La società attuale è molto cambiata per cui questo concetto va un pochino rivisto, ma rimane l’idea che l’attaccamento alla patria, alla terra che ci ha dato la vita, la cui aria abbiamo iniziato a respirare fine da appena nati, fa sì che si ami particolarmente e di più il luogo dove si nasce, la “piccola patria”, il villaggio (o il quartiere, se si nasce in una città) e mano a mano questo amore si amplia e, come noi partiamo dall’amore per la famiglia (nel senso di padre, madre e fratelli, poi lo ampliamo ai nonni e ai cugini e al più ampio cerchio familiare), così, per quanto riguarda la patria, amiamo il nostro villaggio o il nostro quartiere e poi, di conseguenza, n modo naturale apriremo il nostro amore verso la città o verso l’insieme di piccoli comuni, per poi arrivare, usando termini antichi, alla Contea e al Regno o, usando termini più moderni, alla provincia, alla regione e quindi allo Stato; ma l’amore verso l’ente più grande (il Regno, lo Stato) è subordinato all’effettivo amore che si ha verso la propria patria concreta, che è la propria piccola patria, non la grande patria, più ampia e che molti non arriveranno mai a conoscere (almeno a conoscere totalmente), così anche chi viaggia molto non conosce bene tutta l’Europa, anche se la si ama in subordine al fatto che si ama la propria terra ben nota.

Va anche notato che l’amor patrio è un amore che non va in competizione con gli altri amori patrii.

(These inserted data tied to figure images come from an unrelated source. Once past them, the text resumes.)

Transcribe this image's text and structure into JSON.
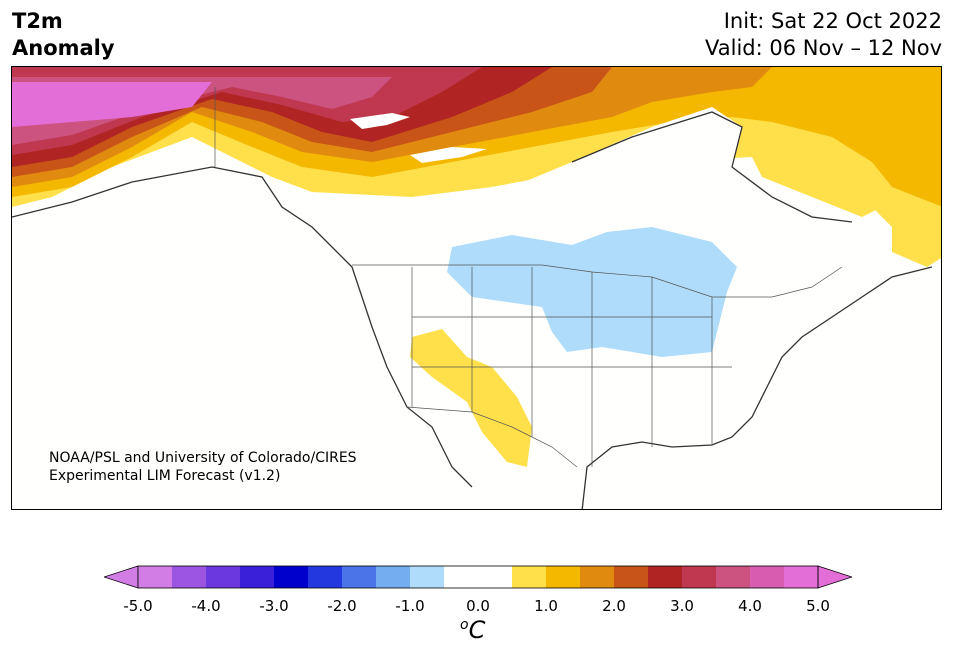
{
  "title": {
    "line1": "T2m",
    "line2": "Anomaly"
  },
  "forecast": {
    "init": "Init: Sat 22 Oct 2022",
    "valid": "Valid: 06 Nov – 12 Nov"
  },
  "credit": {
    "line1": "NOAA/PSL and University of Colorado/CIRES",
    "line2": "Experimental LIM Forecast (v1.2)"
  },
  "colorbar": {
    "unit_symbol": "o",
    "unit_letter": "C",
    "ticks": [
      "-5.0",
      "-4.0",
      "-3.0",
      "-2.0",
      "-1.0",
      "0.0",
      "1.0",
      "2.0",
      "3.0",
      "4.0",
      "5.0"
    ],
    "colors": [
      "#d27ce6",
      "#9b55e0",
      "#6a38de",
      "#3a20d8",
      "#0000cc",
      "#2438e0",
      "#4a74e8",
      "#74aef0",
      "#aedcfa",
      "#ffffff",
      "#ffffff",
      "#ffe04a",
      "#f4b800",
      "#e08a10",
      "#c85418",
      "#b02424",
      "#c03850",
      "#cc5280",
      "#d85cb0",
      "#e46ed8"
    ],
    "under_color": "#d27ce6",
    "over_color": "#e46ed8"
  },
  "map": {
    "region": "North America",
    "anomalies": [
      {
        "area": "Alaska / NW Canada",
        "level": "4.0 to 5.0",
        "color": "#e46ed8"
      },
      {
        "area": "Northern Canada",
        "level": "1.0 to 3.0",
        "color": "#e08a10"
      },
      {
        "area": "Upper Midwest / Great Lakes",
        "level": "-1.0 to -0.5",
        "color": "#aedcfa"
      },
      {
        "area": "Southwest US",
        "level": "0.5 to 1.0",
        "color": "#ffe04a"
      },
      {
        "area": "Hudson Bay / Labrador",
        "level": "0.5 to 2.0",
        "color": "#f4b800"
      }
    ]
  }
}
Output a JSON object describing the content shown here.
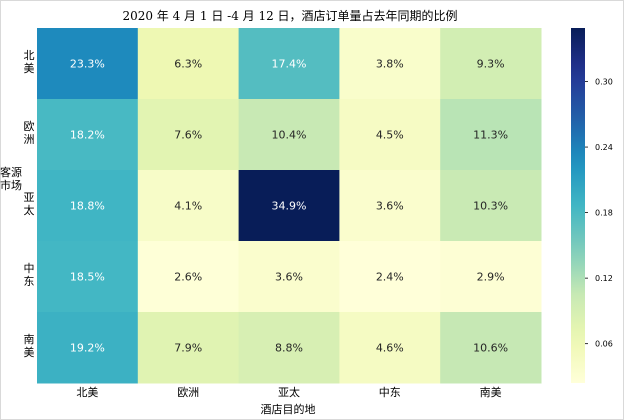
{
  "chart_data": {
    "type": "heatmap",
    "title": "2020 年 4 月 1 日 -4 月 12 日，酒店订单量占去年同期的比例",
    "xlabel": "酒店目的地",
    "ylabel": "客源市场",
    "x_categories": [
      "北美",
      "欧洲",
      "亚太",
      "中东",
      "南美"
    ],
    "y_categories": [
      "北美",
      "欧洲",
      "亚太",
      "中东",
      "南美"
    ],
    "values": [
      [
        0.233,
        0.063,
        0.174,
        0.038,
        0.093
      ],
      [
        0.182,
        0.076,
        0.104,
        0.045,
        0.113
      ],
      [
        0.188,
        0.041,
        0.349,
        0.036,
        0.103
      ],
      [
        0.185,
        0.026,
        0.036,
        0.024,
        0.029
      ],
      [
        0.192,
        0.079,
        0.088,
        0.046,
        0.106
      ]
    ],
    "cell_labels": [
      [
        "23.3%",
        "6.3%",
        "17.4%",
        "3.8%",
        "9.3%"
      ],
      [
        "18.2%",
        "7.6%",
        "10.4%",
        "4.5%",
        "11.3%"
      ],
      [
        "18.8%",
        "4.1%",
        "34.9%",
        "3.6%",
        "10.3%"
      ],
      [
        "18.5%",
        "2.6%",
        "3.6%",
        "2.4%",
        "2.9%"
      ],
      [
        "19.2%",
        "7.9%",
        "8.8%",
        "4.6%",
        "10.6%"
      ]
    ],
    "colormap": "YlGnBu",
    "vmin": 0.024,
    "vmax": 0.349,
    "colorbar_ticks": [
      0.06,
      0.12,
      0.18,
      0.24,
      0.3
    ],
    "colorbar_tick_labels": [
      "0.06",
      "0.12",
      "0.18",
      "0.24",
      "0.30"
    ],
    "grid": false,
    "legend": "colorbar-right"
  }
}
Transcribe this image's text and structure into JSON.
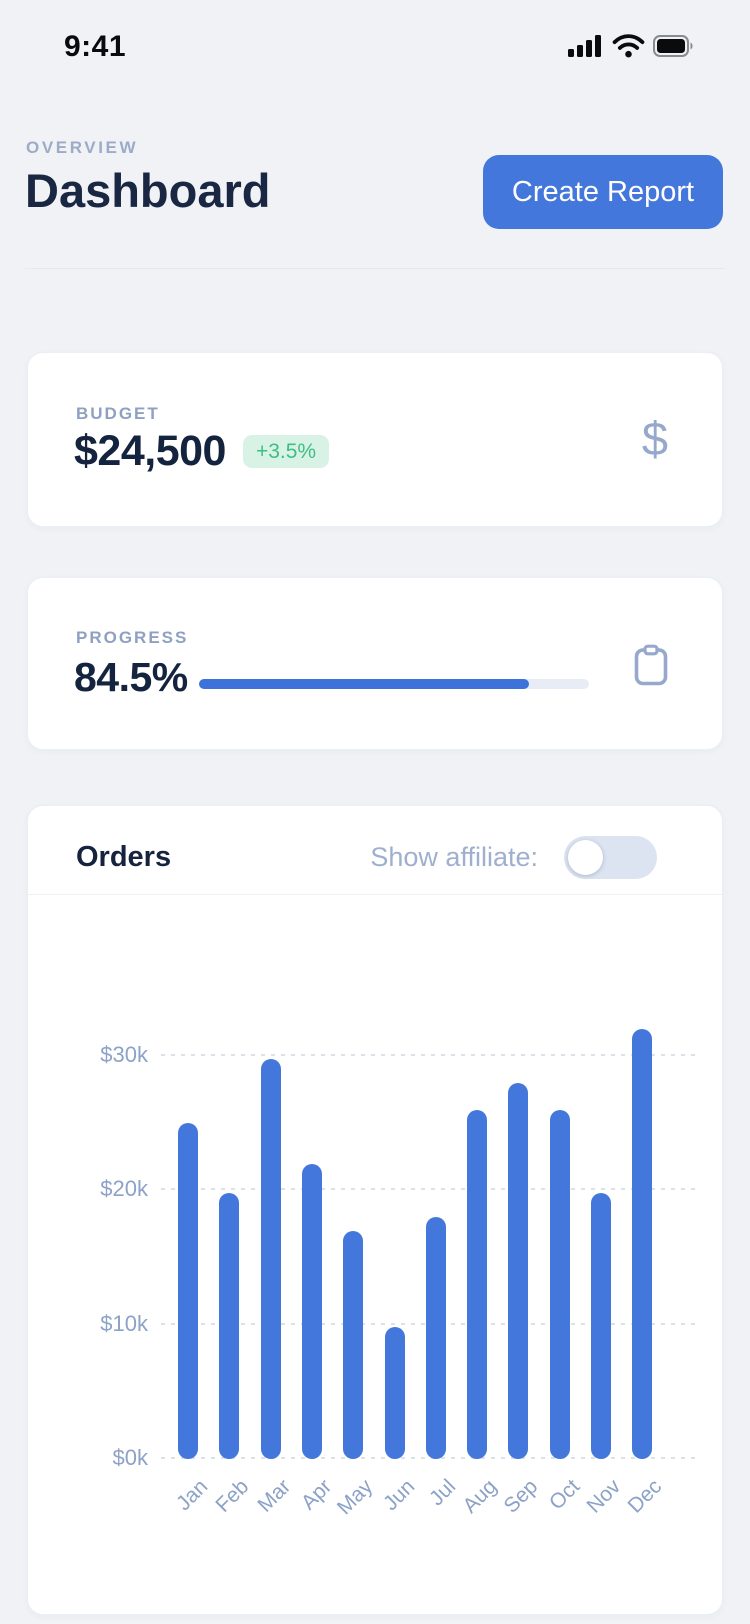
{
  "status_bar": {
    "time": "9:41",
    "icons": [
      "cellular-signal",
      "wifi",
      "battery-full"
    ]
  },
  "header": {
    "eyebrow": "OVERVIEW",
    "title": "Dashboard",
    "create_report_label": "Create Report"
  },
  "cards": {
    "budget": {
      "label": "BUDGET",
      "value": "$24,500",
      "delta": "+3.5%",
      "icon": "dollar"
    },
    "progress": {
      "label": "PROGRESS",
      "value": "84.5%",
      "percent": 84.5,
      "icon": "clipboard"
    },
    "orders": {
      "title": "Orders",
      "toggle_label": "Show affiliate:",
      "toggle_state": "off"
    }
  },
  "chart_data": {
    "type": "bar",
    "title": "Orders",
    "categories": [
      "Jan",
      "Feb",
      "Mar",
      "Apr",
      "May",
      "Jun",
      "Jul",
      "Aug",
      "Sep",
      "Oct",
      "Nov",
      "Dec"
    ],
    "values_usd_thousands": [
      25,
      19.8,
      29.8,
      22,
      17,
      9.8,
      18,
      26,
      28,
      26,
      19.8,
      32
    ],
    "xlabel": "",
    "ylabel": "",
    "y_ticks": [
      {
        "label": "$0k",
        "k": 0
      },
      {
        "label": "$10k",
        "k": 10
      },
      {
        "label": "$20k",
        "k": 20
      },
      {
        "label": "$30k",
        "k": 30
      }
    ],
    "ylim_k": [
      0,
      35
    ],
    "grid": "horizontal-dotted",
    "legend": "none",
    "bar_color": "#4477db",
    "x_label_rotation_deg": -45
  },
  "colors": {
    "page_bg": "#f0f2f6",
    "card_bg": "#ffffff",
    "accent_blue": "#4477db",
    "navy_text": "#1a2742",
    "muted_label": "#8fa1c1",
    "badge_bg": "#d8f3e5",
    "badge_text": "#3ebe84",
    "icon_muted": "#96a8cc",
    "toggle_track": "#dce3f1"
  }
}
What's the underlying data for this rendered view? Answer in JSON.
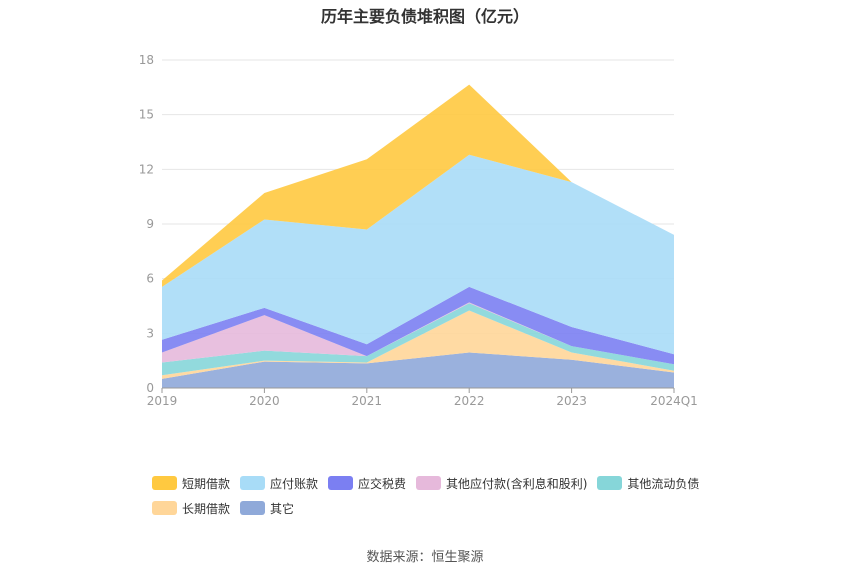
{
  "chart_data": {
    "type": "area",
    "title": "历年主要负债堆积图（亿元）",
    "categories": [
      "2019",
      "2020",
      "2021",
      "2022",
      "2023",
      "2024Q1"
    ],
    "ylim": [
      0,
      18
    ],
    "yticks": [
      0,
      3,
      6,
      9,
      12,
      15,
      18
    ],
    "grid": true,
    "legend_position": "bottom",
    "series": [
      {
        "name": "其它",
        "color": "#8fa9d9",
        "values": [
          0.5,
          1.45,
          1.35,
          1.95,
          1.55,
          0.85
        ]
      },
      {
        "name": "长期借款",
        "color": "#ffd699",
        "values": [
          0.2,
          0.05,
          0.05,
          2.3,
          0.4,
          0.1
        ]
      },
      {
        "name": "其他流动负债",
        "color": "#86d6d9",
        "values": [
          0.7,
          0.55,
          0.35,
          0.4,
          0.35,
          0.35
        ]
      },
      {
        "name": "其他应付款(含利息和股利)",
        "color": "#e6b9db",
        "values": [
          0.55,
          1.95,
          0.0,
          0.05,
          0.0,
          0.0
        ]
      },
      {
        "name": "应交税费",
        "color": "#7b7ff2",
        "values": [
          0.7,
          0.4,
          0.65,
          0.85,
          1.05,
          0.55
        ]
      },
      {
        "name": "应付账款",
        "color": "#a8dcf7",
        "values": [
          2.9,
          4.85,
          6.3,
          7.25,
          7.95,
          6.55
        ]
      },
      {
        "name": "短期借款",
        "color": "#ffc940",
        "values": [
          0.35,
          1.45,
          3.85,
          3.85,
          0.0,
          0.0
        ]
      }
    ]
  },
  "legend": {
    "rows": [
      [
        {
          "label": "短期借款",
          "color": "#ffc940"
        },
        {
          "label": "应付账款",
          "color": "#a8dcf7"
        },
        {
          "label": "应交税费",
          "color": "#7b7ff2"
        },
        {
          "label": "其他应付款(含利息和股利)",
          "color": "#e6b9db"
        },
        {
          "label": "其他流动负债",
          "color": "#86d6d9"
        }
      ],
      [
        {
          "label": "长期借款",
          "color": "#ffd699"
        },
        {
          "label": "其它",
          "color": "#8fa9d9"
        }
      ]
    ]
  },
  "footer": {
    "source": "数据来源：恒生聚源"
  }
}
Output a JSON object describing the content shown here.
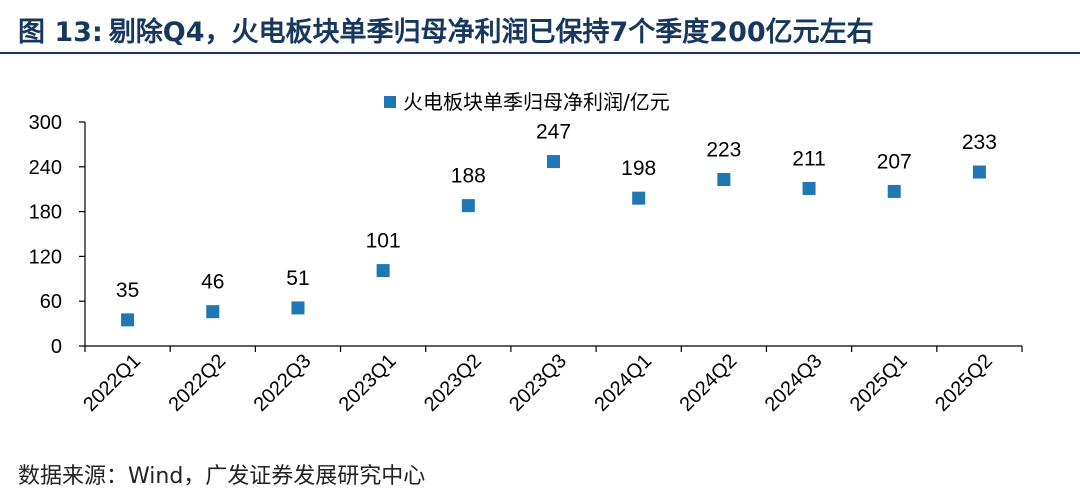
{
  "figure": {
    "label": "图 13:",
    "title": "剔除Q4，火电板块单季归母净利润已保持7个季度200亿元左右"
  },
  "source": "数据来源：Wind，广发证券发展研究中心",
  "colors": {
    "title": "#17375e",
    "marker": "#1f77b4",
    "axis": "#000000"
  },
  "chart_data": {
    "type": "scatter",
    "title": "",
    "xlabel": "",
    "ylabel": "",
    "ylim": [
      0,
      300
    ],
    "yticks": [
      0,
      60,
      120,
      180,
      240,
      300
    ],
    "grid": false,
    "legend_position": "top-center",
    "categories": [
      "2022Q1",
      "2022Q2",
      "2022Q3",
      "2023Q1",
      "2023Q2",
      "2023Q3",
      "2024Q1",
      "2024Q2",
      "2024Q3",
      "2025Q1",
      "2025Q2"
    ],
    "series": [
      {
        "name": "火电板块单季归母净利润/亿元",
        "values": [
          35,
          46,
          51,
          101,
          188,
          247,
          198,
          223,
          211,
          207,
          233
        ]
      }
    ]
  }
}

Il nazionalismo invece sì, mette gli uni contro gli altri, pone come nemici Francesi contro Tedeschi o Italiani del nord contro Napolitani, Sudtirolesi contro Altoatesini, ma questa è un deviazione del nazionalismo che non ha a che fare con il vero concetto di patria.

Chi ama la patria vede un proprio fratello in colui che ama a sua volta la propria patria: un po’ come chi ama molto la propria madre si ritrova in altri che nutrono un profondo affetto per la propria genitrice. L’amore patrio dunque non crea contrasto, come invece avviene con quello nato dal nazionalismo che appunto vuole pretende di vedere la prevalenza dell’uno sull’altro.

Fueros

Il terzo elemento è quello del fueros. Un giornale napoletano di simpatie carliste degli anni ’70 dell’Ottocento, Lo Trovatore – che peraltro pubblicò il primo romanzo carlista della letteratura italiana, Ernesto il disingannato, tradusse in uno dei suoi editoriali il nostro quadrilemma con «Dio, Patria, Diritto naturale, Re legittimo».

I due concetti sono vicini: fueros, originariamente indica i diritti locali acquisiti; in particolar modo si parla di fueros vascos, quindi delle regioni basche, però i fueros sono i diritti acquisiti da ogni regno e ogni località e località. Si tratta di diritti acquisiti, come quelli che lo stesso Masaniello rivendicava per sé e per i suoi compatrioti: cioè il diritto acquisito di non subire una nuova tassazione se non con il consenso del Seggio del Popolo.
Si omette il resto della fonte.